Ia menjelaskan perbedaan mengolah sagu yang menggunakan alat mekanik hanyalah mesin pemarut dan gergaji mesin. Mesin tersebut menggantikan proses lama yakni memukul sagu untuk mendapatkan serat dari mot (batang pecahan).
Selebihnya masih tradisional. Begitu batang pohon sagu ditebang dari hutan dan dipotong menjadi mot, langsung dialirkan ke sungai menuju tempat pemarutan di bagian hilir. Tempat itu bernama Walang Goti yang biasanya ada 4-5 pekerja. Di tempat itu mot dipecah lebih kecil sehingga mudah untuk diparut, kemudian melalui proses penyaringan yang disebut Sahani.

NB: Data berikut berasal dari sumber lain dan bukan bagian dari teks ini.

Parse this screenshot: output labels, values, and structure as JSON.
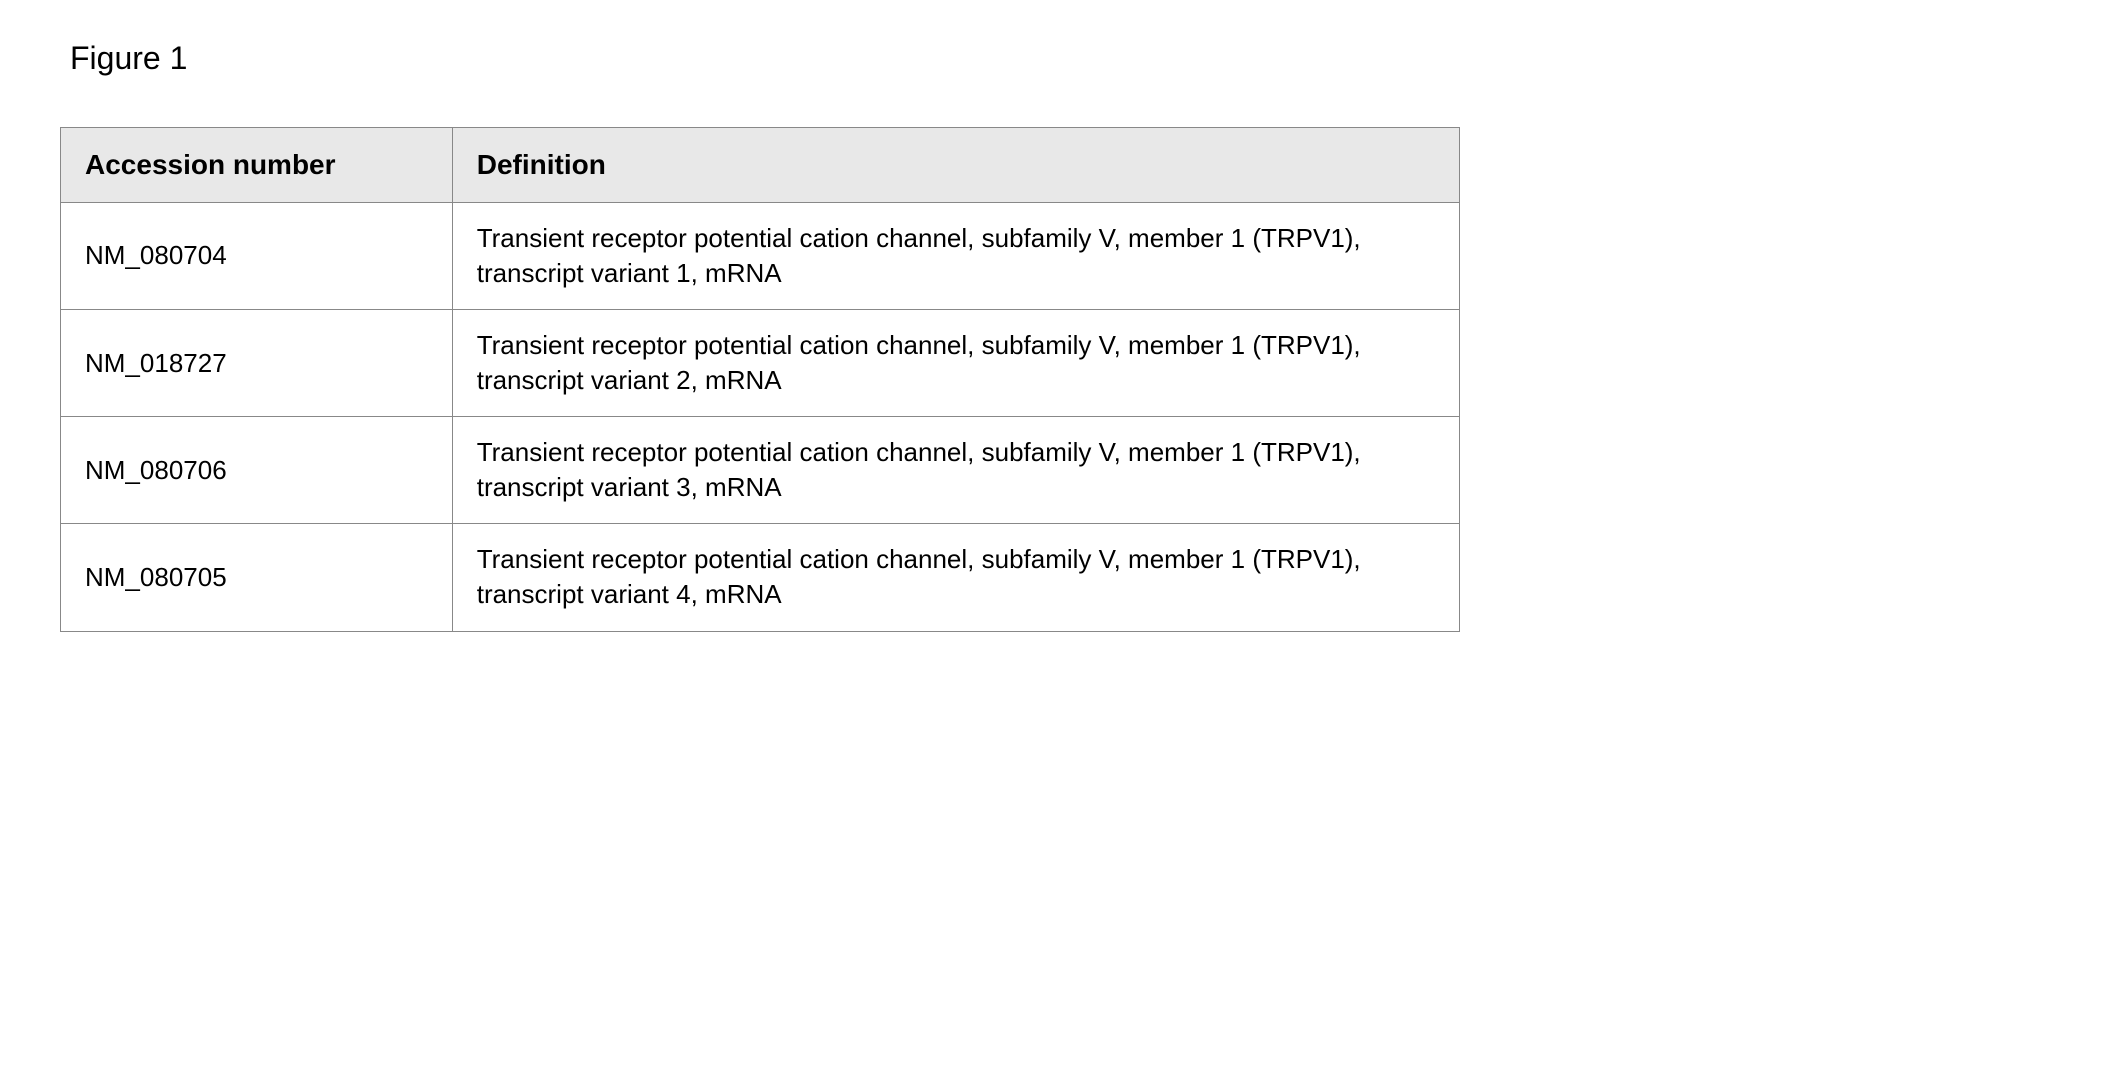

Sahani dilakukan secara manual yakni menyaring serbuk sagu dengan kain di air mengalir. Hasilnya sagu berwarna putih akan mengendap di dasar wadah penampung yang didesain seperti cetakan berukuran panjang. Hasil penyaringan itu disebut sagu tumang.
Menurut dia, permintaan sagu dari Desa Tulehu masih tetap stabil dan tidak terpengaruh Pemberlakuan Pembatasan Kegiatan Masyarakat (PPKM) yang saat ini masih berlangsung di sebagian besar wilayah Provinsi Maluku.
“Tidak terpengaruh PPKM, pesanan sagu tetap saja ada karena sagu sudah jadi seperti makanan utama bagi sebagian besar warga,” kata Fadli.